The Ścinawka originates in the territory of Jedlina-Zdrój in the Wałbrzych Mountains at an elevation of 720 m and flows to Ławica, where it merges with the Eastern Neisse River at an elevation of 279 m. It is 62 km long, of which 20.5 km is in the Czech Republic. Its drainage basin has an area of 594 km2, of which 234.8 km2 is in the Czech Republic.

The average discharge at the mouth is 4.69 m3/s. The average discharge at the Czech-Polish state border, before the river returns to Poland, is 1.91 m3/s.

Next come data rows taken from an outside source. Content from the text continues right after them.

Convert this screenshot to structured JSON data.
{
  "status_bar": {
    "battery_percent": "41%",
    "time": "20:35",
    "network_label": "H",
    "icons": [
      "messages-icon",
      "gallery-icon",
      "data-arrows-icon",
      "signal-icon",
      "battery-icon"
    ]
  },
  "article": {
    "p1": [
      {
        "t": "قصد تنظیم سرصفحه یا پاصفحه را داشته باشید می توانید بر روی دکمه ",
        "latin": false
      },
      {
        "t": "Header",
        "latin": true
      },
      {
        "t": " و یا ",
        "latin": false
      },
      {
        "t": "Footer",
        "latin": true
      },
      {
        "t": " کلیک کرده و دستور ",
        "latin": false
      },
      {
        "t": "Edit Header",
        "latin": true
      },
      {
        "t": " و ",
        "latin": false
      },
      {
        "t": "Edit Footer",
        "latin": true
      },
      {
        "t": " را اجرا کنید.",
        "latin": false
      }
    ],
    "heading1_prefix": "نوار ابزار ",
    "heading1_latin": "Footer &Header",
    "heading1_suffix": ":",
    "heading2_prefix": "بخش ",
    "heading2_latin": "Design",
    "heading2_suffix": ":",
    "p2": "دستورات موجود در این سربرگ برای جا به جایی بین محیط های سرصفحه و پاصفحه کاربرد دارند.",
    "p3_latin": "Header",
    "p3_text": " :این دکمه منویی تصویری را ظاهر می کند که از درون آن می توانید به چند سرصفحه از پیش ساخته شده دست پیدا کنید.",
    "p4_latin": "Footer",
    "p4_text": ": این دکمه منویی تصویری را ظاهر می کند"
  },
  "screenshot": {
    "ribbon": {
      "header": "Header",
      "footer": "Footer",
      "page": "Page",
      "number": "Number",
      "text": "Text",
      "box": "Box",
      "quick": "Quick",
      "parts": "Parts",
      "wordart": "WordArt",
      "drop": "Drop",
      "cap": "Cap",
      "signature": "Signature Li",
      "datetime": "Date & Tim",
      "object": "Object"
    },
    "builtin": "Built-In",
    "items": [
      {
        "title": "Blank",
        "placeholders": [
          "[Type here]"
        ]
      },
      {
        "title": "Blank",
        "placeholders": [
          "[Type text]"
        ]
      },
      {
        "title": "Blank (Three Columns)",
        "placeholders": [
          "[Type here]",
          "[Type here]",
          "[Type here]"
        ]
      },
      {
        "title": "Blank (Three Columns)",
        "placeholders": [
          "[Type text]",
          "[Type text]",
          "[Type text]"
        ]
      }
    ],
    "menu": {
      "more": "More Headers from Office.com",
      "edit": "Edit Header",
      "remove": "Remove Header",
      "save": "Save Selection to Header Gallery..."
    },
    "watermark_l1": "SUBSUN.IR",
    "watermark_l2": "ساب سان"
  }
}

The most important tributaries join the river in Poland. The longest tributaries of the Ścinawka are:

| Tributary | Length (km) | Side |
|---|---|---|
| Włodzica | 20.6 | left |
| Posna | 13.7 | right |
| Czerwionek | 13.5 | left |
| Dzik | 11.1 | left |
| Černý potok | 9.3 | left |
| Heřmánkovický potok | 7.6 | left |

==Course==
The river flows through the territories of Jedlina-Zdrój and the Gmina Mieroszów in Poland, through Vernéřovice, Meziměstí, Jetřichov, Hynčice, Hejtmánkovice, Heřmánkovice, Broumov, Křinice, Martínkovice and Otovice in the Czech Republic and then through the territories of the gminas of Radków and Kłodzko in Poland.

==Nature==
The upper course of the river crosses the Sudety Wałbrzyskie Landscape Park. The entire flow of the river in the Czech Republic is located within the Broumovsko Protected Landscape Area.